Page 1 of 1
Older Noscript-Version bypassed ?
Posted: Thu Jan 01, 2015 5:03 pm
by newhere
hi,
some days ago i got redirected to one of these fake-police-sites who claim to block your computer and browser. I use Noscript for FF, but i still got this "Leave Page... Stay on Page" dialog box when i closed the tab, and so far as i know, is javascript recommended to do that, but Noscript was enabled and configured correctly!
Can Html or something similar show this box without getting blocked by Noscript? Or has my NS-Version a bug, to bypass this? Cause i use an older version (2.6.8.5), anyone knows a bug like this in this version? (checked changelog, but couldnt find something, im not an expert).
Thanks!
Re: Older Noscript-Version bypassed ?
Posted: Thu Jan 01, 2015 5:39 pm
by barbaz
It's a known bug that has long since been fixed, please
update NoScript to the latest version (2.6.9.10 at the time of writing)
(v 2.6.8.5 can't block inline JS in Gecko > 27)
Re: Older Noscript-Version bypassed ?
Posted: Fri Jan 02, 2015 3:28 pm
by newhere
hi,
thanks! Is this a dangerous Bug? Can Websites use dangerous scripts through this bug?
Couldnt find this in the changelog, am i too dumb to find this, or is it really not listed there?

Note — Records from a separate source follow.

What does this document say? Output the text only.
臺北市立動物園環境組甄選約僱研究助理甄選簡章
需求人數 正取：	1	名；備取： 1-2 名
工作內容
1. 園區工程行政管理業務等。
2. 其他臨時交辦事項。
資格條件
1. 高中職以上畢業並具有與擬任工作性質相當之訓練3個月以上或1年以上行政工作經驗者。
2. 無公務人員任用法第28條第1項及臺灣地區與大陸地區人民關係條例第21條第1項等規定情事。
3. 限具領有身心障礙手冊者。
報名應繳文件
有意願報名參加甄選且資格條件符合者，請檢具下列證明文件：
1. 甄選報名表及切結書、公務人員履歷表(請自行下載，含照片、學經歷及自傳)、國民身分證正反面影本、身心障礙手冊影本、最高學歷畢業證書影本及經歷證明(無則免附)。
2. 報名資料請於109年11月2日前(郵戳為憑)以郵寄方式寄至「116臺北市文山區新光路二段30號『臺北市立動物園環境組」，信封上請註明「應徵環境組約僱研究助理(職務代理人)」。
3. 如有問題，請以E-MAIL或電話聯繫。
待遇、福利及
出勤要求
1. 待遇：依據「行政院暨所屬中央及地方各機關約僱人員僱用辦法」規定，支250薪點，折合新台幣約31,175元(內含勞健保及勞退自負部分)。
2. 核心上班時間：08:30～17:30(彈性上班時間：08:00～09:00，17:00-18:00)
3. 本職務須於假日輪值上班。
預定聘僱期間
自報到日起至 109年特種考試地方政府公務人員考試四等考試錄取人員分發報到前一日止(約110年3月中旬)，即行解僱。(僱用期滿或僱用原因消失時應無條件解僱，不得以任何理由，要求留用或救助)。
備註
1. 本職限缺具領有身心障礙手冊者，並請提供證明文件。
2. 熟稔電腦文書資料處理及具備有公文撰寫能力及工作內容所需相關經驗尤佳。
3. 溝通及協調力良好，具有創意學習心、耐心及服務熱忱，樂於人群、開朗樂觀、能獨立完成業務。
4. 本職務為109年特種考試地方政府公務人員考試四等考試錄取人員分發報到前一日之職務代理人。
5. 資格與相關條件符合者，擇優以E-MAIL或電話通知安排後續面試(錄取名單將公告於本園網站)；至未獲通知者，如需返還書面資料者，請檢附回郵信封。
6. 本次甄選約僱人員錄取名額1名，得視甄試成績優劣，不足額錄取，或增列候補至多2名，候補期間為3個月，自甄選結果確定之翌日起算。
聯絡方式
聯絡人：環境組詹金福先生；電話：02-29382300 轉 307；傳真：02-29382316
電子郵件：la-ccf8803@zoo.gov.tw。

Re: Older Noscript-Version bypassed ?
Posted: Fri Jan 02, 2015 4:02 pm
by barbaz
newhere wrote:Is this a dangerous Bug? Can Websites use dangerous scripts through this bug?
Yes and yes!! 
newhere wrote:Couldnt find this in the changelog, am i too dumb to find this, or is it really not listed there?
I think you just don't know the keywords to look for, so here's the (potentially) relevant parts:
https://noscript.net/changelog wrote:
v 2.6.8.19rc2
=========================================================================
x Fixed CAPS initialization broken in Gecko 27 and below
<...>
v 2.6.8.18rc2
=========================================================================
<...>
- Disabled CAPS-based script blocking for Gecko 28 and above
<...>
v 2.6.8.11rc6
=========================================================================
<...>
x Adopted the Components.utils.blockScriptForGlobal() API where possible
<...>
v 2.6.8.8rc2
=========================================================================
+ Enforce docShell-based script blocking for Gecko > 28
Re: Older Noscript-Version bypassed ?
Posted: Sat Jan 03, 2015 6:19 pm
by newhere
k, thanks!
Do you think it was a coincidence that this site bypassed noscript? Or was it on purpose? Ok, those websites just work with Javascript but on Firefox their Script doesnt work as they want anyways, with FF it just pop ups this "Leave Page..." Message, also without Noscript, so far as i know.
Re: Older Noscript-Version bypassed ?
Posted: Sat Jan 03, 2015 6:54 pm
by barbaz
newhere wrote:Do you think it was a coincidence that this site bypassed noscript? Or was it on purpose?
Neither, it's a bug in NoScript caused by Mozilla completely removing the API NoScript was using to block inline scripts. You're just
*really* lucky sites running inline javascripts when you don't think so hasn't been a problem for you yet.